I'm not going to get into tattoos here, there are mountains of words written on the topic... 

What with piercings, something I had experience with I always took these lines of Exodus to be metaphoric of the nation of Israel and not the individual and as a description of our choice of acceptance of the yolk of responsibility. Like the other physical changes that were expected of devotees such as the shaving of the nazarite, or even the brit milah. As Jews we are not exempt from codified body modification, but again, it was not for purely aesthetic reasons, hinting at epicurean dabbelings and heathenism perhaps?
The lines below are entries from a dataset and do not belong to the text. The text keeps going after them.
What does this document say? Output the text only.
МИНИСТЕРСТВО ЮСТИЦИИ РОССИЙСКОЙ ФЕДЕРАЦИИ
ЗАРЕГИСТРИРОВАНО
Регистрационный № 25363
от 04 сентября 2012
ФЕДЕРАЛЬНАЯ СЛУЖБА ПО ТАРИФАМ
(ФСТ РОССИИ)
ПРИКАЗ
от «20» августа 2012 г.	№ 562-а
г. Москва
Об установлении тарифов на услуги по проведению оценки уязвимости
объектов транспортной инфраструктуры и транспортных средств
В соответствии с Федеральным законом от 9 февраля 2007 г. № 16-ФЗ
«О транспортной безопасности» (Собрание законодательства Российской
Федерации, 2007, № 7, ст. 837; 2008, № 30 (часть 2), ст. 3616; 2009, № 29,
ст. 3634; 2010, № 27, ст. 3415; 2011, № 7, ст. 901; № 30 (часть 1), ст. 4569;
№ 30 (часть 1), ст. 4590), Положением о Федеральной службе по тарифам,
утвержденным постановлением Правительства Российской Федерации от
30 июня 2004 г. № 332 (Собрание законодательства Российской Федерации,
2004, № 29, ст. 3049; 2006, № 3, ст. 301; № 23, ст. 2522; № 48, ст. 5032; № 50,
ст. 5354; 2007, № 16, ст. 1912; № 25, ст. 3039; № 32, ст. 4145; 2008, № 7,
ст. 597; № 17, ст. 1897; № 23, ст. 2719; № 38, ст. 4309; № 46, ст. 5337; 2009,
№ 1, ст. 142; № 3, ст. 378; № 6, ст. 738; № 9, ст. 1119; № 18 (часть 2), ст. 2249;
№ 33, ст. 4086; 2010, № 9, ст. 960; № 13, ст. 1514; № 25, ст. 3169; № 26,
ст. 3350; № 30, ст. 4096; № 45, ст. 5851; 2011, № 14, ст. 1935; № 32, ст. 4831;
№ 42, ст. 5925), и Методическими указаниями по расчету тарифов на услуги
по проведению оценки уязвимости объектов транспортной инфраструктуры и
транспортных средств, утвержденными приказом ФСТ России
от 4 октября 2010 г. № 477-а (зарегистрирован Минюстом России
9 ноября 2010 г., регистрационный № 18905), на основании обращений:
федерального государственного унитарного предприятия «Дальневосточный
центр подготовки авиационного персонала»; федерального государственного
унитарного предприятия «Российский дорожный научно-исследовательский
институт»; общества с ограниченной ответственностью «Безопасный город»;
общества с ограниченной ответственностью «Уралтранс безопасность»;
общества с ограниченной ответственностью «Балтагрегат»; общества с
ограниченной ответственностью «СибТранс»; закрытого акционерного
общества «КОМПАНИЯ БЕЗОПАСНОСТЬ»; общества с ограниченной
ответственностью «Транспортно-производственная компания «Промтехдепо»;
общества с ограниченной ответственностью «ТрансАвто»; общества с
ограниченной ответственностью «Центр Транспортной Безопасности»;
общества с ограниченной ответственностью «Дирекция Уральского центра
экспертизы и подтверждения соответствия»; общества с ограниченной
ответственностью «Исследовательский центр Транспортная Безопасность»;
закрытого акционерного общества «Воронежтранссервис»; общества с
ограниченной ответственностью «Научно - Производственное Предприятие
However, my ears were pierced as an intentional break with the military. I wore stainless steel rings in my ears, worth pennies, and a dull silver in color for years. As the years went by I found myself in a place where I had to take them out for some medical images and I just never put them back in. They no longer had any meaning. Now they come back out for Purim, but that's about it, and while my beard whitens I don't suppose I'll ever go back to wearing them full time. 

We struggle with intent. The permanence of the tattoo seems the difficulty for me. What intentions do we maintain for life that they might be written into our living skin versus our hearts? If all life is a flow from the unknowable, what is permanent in this world? I mortgaged my life against an education when I was an ROTC cadet. I felt I owned my life again with the separation from the military. It's not the rings that were important in my ears, it was mark of choice they kept open.